Private Eye cartoonist Kevin Woodcock has also passed. I liked Woodcock because he was a good cartoonist with clever ideas, and he didn't much care for mixing with the poseurs and brown-nosers of Greek Street. He was very much in the mould of some of the cartoonists I admire, the still-maverick freelancers, because he just got his head down and produced his own style of work, regardless of what was fashionably funny. You wouldn't catch Woodcock producing some dumb cartoon variation on 'Sat Nav' like all the other Eye-hacks, he was much too inventive for that. His surreal view of life will be sorely missed.



I think that any death is tragic, but when it is untimely and unexpected, it always seems more so, in that respect perhaps the saddest news this week was the untimely passing of Pullitzer Prize winning editorial cartoonist Doug Marlette, who died in a car crash, aged just 57. He was hugely talented and work appeared in Time, The New York Times, The Washington Post and other titles and in addittion to his award-winning editorial work, Doug was also the creator of the 'Kudzu' comic strip, and a celebrated writer. What a tragedy.

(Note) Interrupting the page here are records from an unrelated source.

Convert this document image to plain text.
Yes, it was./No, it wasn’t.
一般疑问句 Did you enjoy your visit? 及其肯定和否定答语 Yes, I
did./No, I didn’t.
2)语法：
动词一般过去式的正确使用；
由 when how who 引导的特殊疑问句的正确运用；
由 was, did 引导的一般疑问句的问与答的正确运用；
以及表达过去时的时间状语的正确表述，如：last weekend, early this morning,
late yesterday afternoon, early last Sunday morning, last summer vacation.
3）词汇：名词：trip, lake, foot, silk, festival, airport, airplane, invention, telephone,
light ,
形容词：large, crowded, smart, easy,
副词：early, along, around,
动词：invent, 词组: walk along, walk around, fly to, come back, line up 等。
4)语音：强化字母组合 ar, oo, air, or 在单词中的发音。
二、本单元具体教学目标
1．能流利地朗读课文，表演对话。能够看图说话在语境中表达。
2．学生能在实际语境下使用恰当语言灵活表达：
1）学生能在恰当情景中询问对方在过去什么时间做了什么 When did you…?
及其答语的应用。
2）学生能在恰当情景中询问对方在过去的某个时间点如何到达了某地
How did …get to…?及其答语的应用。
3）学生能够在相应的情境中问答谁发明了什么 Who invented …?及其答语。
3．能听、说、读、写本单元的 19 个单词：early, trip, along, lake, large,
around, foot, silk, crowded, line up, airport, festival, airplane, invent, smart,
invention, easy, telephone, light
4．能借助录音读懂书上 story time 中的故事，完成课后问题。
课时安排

Finally, George Melly, who took over the writing of Wally 'Trog' Fawkes's Flook strip after Humphrey Lyttelton and wrote it, uncredited, for 15 years. Well, as I have said, any passing is to be mourned, and George Melly was a colourful character who loved my home city of Edinburgh and the Fringe Festival, and I though he was pretty funny; the best show in town on some occassions - but I didn't ever like Flook, and now, in retrospect, I don't like the way the writers were picked. I just don't think jobs in cartooning should be handed out that way. I always hated Marc Boxer's cartoons too, so obviously I hated any of those that George wrote. That said, the man did write Flook for one and a half decades, and he deserves his place in the cartooning hall of fame.

However, the George Melly I prefer to remember is the old Jazz rogue, dressed like a pirate, who could still prop up and transfix the top bar in William Burdett-Coutts's Assembly Rooms when he should have been at home, in bed, with slippers and a mug of Horlicks (yeah, fat chance).